UC and Other Plaintiffs To Share $168 Million From Enron Settlement
UC Office of the President
Jan. 7, 2005 – The University of California, lead plaintiff for investors in the Enron securities litigation, will move next week for preliminary court approval of a settlement with some of Enron’s former directors in which the investor class will receive $168 million.

The agreement, which was reached Oct. 6, 2004, would award the plaintiffs $155 million in insurance proceeds and more than $13 million in personal contributions of insider trading proceeds by the directors.

Over the last three months, the plaintiffs, the settling defendants, the insurers and certain of the non-settling insured defendants, have negotiated a complex agreement that provides a framework for court approval by setting aside $13 million of the insurance proceeds for the continuing defense of certain of the non-settling insured defendants in exchange for their agreement not to oppose the settlement.

“This is a further significant step toward what we hope will be a substantial recovery for the investor victims of the Enron fraud,” said James E. Holst, UC’s general counsel. “It is especially significant that these outside directors were made to disgorge some of their insider trading proceeds.”

The agreement marks the fourth settlement in the case, totaling almost half a billion dollars already recovered for the plaintiffs.

“We are continuing to prosecute the case against individuals and entities charged with participating in the fraud and we expect even more substantial recoveries from these defendants,” said William Lerach of Lerach Coughlin Stoia Geller Rudman & Robbins LLP, lead counsel for the class.

In February 2002, the University of California was named lead plaintiff in the Enron shareholders’ class action suit previously filed against 29 top executives of Enron Corp. and its accounting firm, Arthur Andersen LLP. The UC filed a consolidated complaint April 8, 2002, adding nine banks and two law firms as defendants in the case. In April 2003, U.S. District Court Judge Melinda Harmon completed her rulings on the various defendants’ motions to dismiss and lifted the stay on discovery. Following those rulings, the UC filed a second amended complaint May 14, 2003.
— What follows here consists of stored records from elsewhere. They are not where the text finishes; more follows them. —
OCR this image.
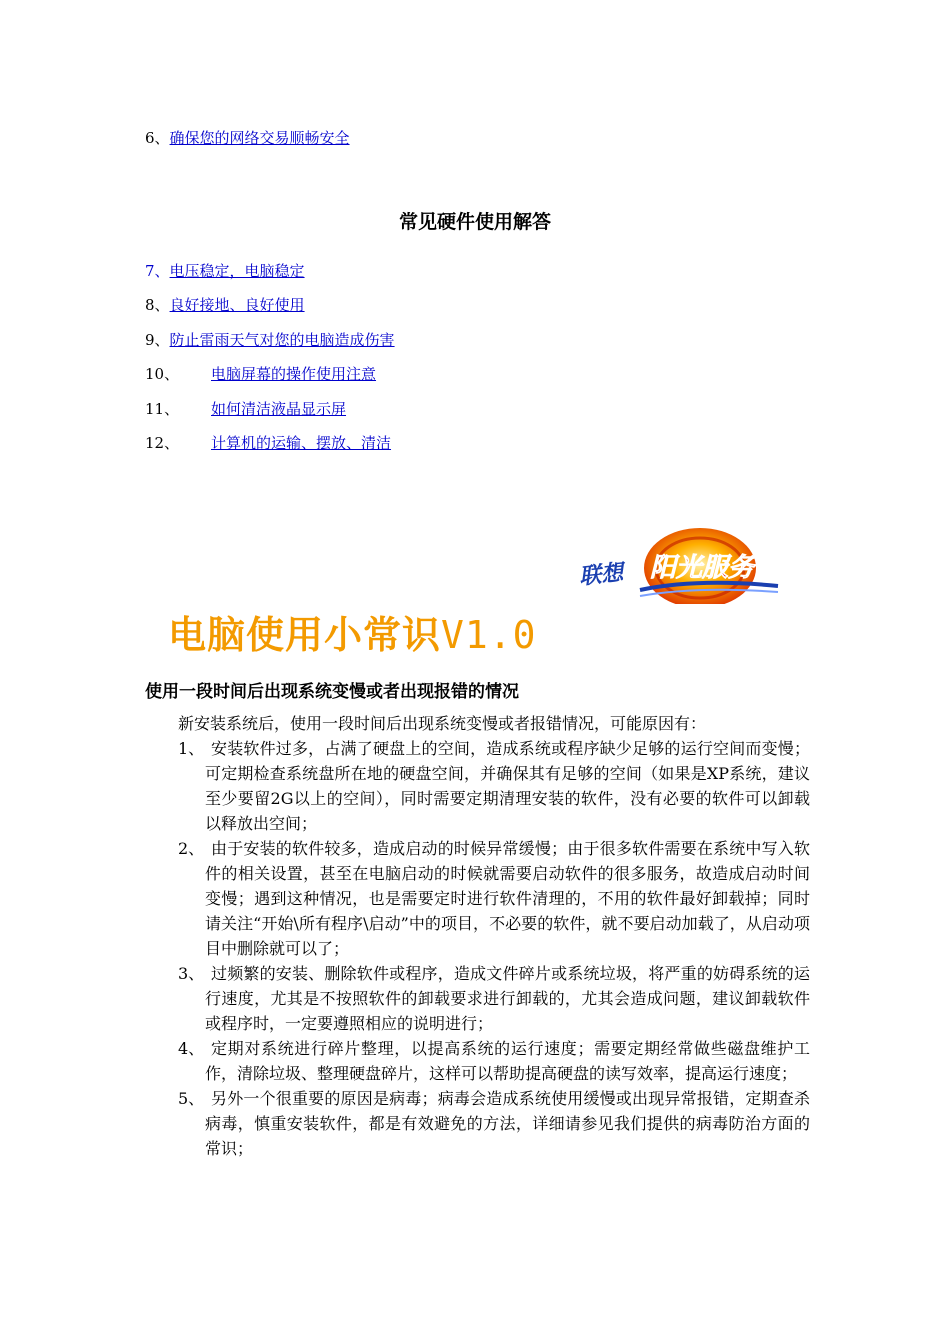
6、确保您的网络交易顺畅安全
常见硬件使用解答
7、电压稳定，电脑稳定
8、良好接地、良好使用
9、防止雷雨天气对您的电脑造成伤害
10、 电脑屏幕的操作使用注意
11、 如何清洁液晶显示屏
12、 计算机的运输、摆放、清洁
联想 阳光服务
电脑使用小常识V1.0
使用一段时间后出现系统变慢或者出现报错的情况
新安装系统后，使用一段时间后出现系统变慢或者报错情况，可能原因有：

1、 安装软件过多，占满了硬盘上的空间，造成系统或程序缺少足够的运行空间而变慢；可定期检查系统盘所在地的硬盘空间，并确保其有足够的空间（如果是XP系统，建议至少要留2G以上的空间），同时需要定期清理安装的软件，没有必要的软件可以卸载以释放出空间；

2、 由于安装的软件较多，造成启动的时候异常缓慢；由于很多软件需要在系统中写入软件的相关设置，甚至在电脑启动的时候就需要启动软件的很多服务，故造成启动时间变慢；遇到这种情况，也是需要定时进行软件清理的，不用的软件最好卸载掉；同时请关注“开始\所有程序\启动”中的项目，不必要的软件，就不要启动加载了，从启动项目中删除就可以了；

3、 过频繁的安装、删除软件或程序，造成文件碎片或系统垃圾，将严重的妨碍系统的运行速度，尤其是不按照软件的卸载要求进行卸载的，尤其会造成问题，建议卸载软件或程序时，一定要遵照相应的说明进行；

4、 定期对系统进行碎片整理，以提高系统的运行速度；需要定期经常做些磁盘维护工作，清除垃圾、整理硬盘碎片，这样可以帮助提高硬盘的读写效率，提高运行速度；

5、 另外一个很重要的原因是病毒；病毒会造成系统使用缓慢或出现异常报错，定期查杀病毒，慎重安装软件，都是有效避免的方法，详细请参见我们提供的病毒防治方面的常识；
Depositions in the case began in June 2004, with the trial slated to begin Oct. 16, 2006.

Mother Files Suit On Behalf of 14-year-old College Student
UCLA Daily Bruin
Jan. 12, 2005 – Attorneys are meeting for an initial court hearing today regarding a suit filed by the mother of a 14-year-old UCLA student against the state of California for not providing adequate educational instruction for her son.

The suit was filed in July in a California Superior Court in Sacramento and alleges the state violated the constitutional rights of Levi Clancy, a student described in the legal complaint as “highly gifted,” because he did not receive “a free, equal and suitable education.”

Clancy is currently in his second year at UCLA. He began taking classes at Santa Monica College when he was 7 years old, passed the California High School Proficiency Exam when he was 9 and enrolled at UCLA in January 2004, according to the complaint.

Clancy’s single mother, Leila Levi, cannot continue to afford the education necessary for her son, the complaint said, and the suit seeks financial compensation for his education.

“The bottom line is, that the Constitution guarantees a free and equal education according to the individual needs of each student, and this particular student needs a college level education in order to function as a child,” said Richard Ackerman, Levi’s attorney.

“If you assume that he’s required to attend school until he’s 16, and we know that the public school system is not going to meet his needs … then it becomes pretty obvious that the state does have a duty to make sure he’s educated up until he’s 16,” Ackerman said. “If he doesn’t, he’s a truant.”

Ackerman, who has taken the case pro bono, said the state’s programs are not adequate for students as advanced and gifted as Clancy.

Clancy is a minor and his mother declined requests to interview him.

Attorneys are meeting for an initial court hearing about the suit today in Sacramento, and Ackerman said he will likely seek class action status.

“This case is probably the first in the nation to deal with this,” Ackerman said. “That’s [why] I’m hoping that this case will make its way to the California Supreme Court; that might actually set an example for the rest of the nation.”